Cat bond issuances are hitting record levels, leaving the industry with questions about how long alternative capital will keep pouring into the reinsurance market. That idea emerged during the Standard & Poor’s 30th Annual Insurance Conference in New York from June 3-5, where experts at various vents also tackled topics including record-low interest rates and emerging risks. Concern mixed with optimism as panel discussions confronted industry issues of the day and tried to come up with solutions.
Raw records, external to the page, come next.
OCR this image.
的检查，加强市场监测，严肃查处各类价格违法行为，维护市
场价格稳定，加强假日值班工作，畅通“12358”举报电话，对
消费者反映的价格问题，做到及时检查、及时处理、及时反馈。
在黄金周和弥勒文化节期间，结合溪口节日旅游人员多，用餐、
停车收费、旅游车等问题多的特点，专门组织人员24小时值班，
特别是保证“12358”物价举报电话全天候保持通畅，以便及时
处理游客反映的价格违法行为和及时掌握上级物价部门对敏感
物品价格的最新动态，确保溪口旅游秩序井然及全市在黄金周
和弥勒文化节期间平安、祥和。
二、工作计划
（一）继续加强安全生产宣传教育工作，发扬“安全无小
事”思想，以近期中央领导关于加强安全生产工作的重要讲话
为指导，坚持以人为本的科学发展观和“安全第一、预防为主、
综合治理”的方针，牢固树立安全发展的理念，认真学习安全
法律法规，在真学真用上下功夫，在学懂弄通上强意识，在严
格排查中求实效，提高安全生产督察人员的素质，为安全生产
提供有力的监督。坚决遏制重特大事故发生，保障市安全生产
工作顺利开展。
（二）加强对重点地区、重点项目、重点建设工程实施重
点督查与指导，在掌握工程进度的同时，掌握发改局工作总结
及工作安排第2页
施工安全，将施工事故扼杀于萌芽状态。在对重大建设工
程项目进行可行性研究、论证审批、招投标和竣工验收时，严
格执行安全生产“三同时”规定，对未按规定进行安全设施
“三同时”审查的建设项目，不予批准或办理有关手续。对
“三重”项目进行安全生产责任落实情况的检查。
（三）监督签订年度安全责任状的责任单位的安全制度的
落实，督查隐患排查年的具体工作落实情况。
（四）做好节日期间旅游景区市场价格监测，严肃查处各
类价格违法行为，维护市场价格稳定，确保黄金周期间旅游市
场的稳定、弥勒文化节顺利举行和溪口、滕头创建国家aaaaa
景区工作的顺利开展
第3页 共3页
Here is a roundup of some of the conference highlights:
- As the property/casualty industry is well aware of, alternative capital keeps pouring into the reinsurance market. That trend has bumped catastrophe bond and insurance-linked securities issuance to record levels so far in 2014, now at $5.5 billion and counting, industry executives noted during one panel discussion. That included a single bond for $1.5 billion, itself a market record. Panelists, including Greg Hagood, a managing partner at Nephila Advisors LLC, who noted that that level of alternative capital infusion might decline somewhat if a hurricane or other major event hits, Standard & Poor’s said in a release that touched on discussion highlights. Other panelists, including Jay Green, a senior VP at GC Securities, argued that investors are savvy enough to not let one earthquake “send them running for the hills.”
- Another group of experts held a panel discussion on emerging risks. They concluded that figuring out how to manage those risks – often increasingly complex and ever evolving – was key for property/casualty insurers in the coming months and years. The panelists concluded that cyber risk will increase, according to Standard & Poor’s. They also argued that insurers could completely change the industry landscape depending on how they address those risks (cybercrime, climate change and more) by developing new coverage to target those exposures. So what will be the next emerging risk? That could end up being something such as a driverless car. Tom Kavanaugh, an insurance advisory principal at PricewaterhouseCoopers, said during the discussion that this technology “could present a whole new paradigm in assessing risk for software developers, drivers and car manufacturers,” Standard & Poor’s said.
- A panel on the global economy concluded that the U.S. and Europe’s central banks should keep key interest rates at or close to historic lows at least into the middle of 2015. This has been a major point of concern for the insurance industry. Panelists included HSBC U.S. Chief economist Kevin Logan and Standard & Poor’s chief economist Paul Sheard.
“Even with the debt-to-income ratio going down,” people are still cautious,” Logan said, according to Standard & Poor’s. “But the real key problem for the lack of growth of the U.S. economy is business investment spending, which just isn’t picking up.” This trend, he said, will help keep interest rates down low a while longer yet.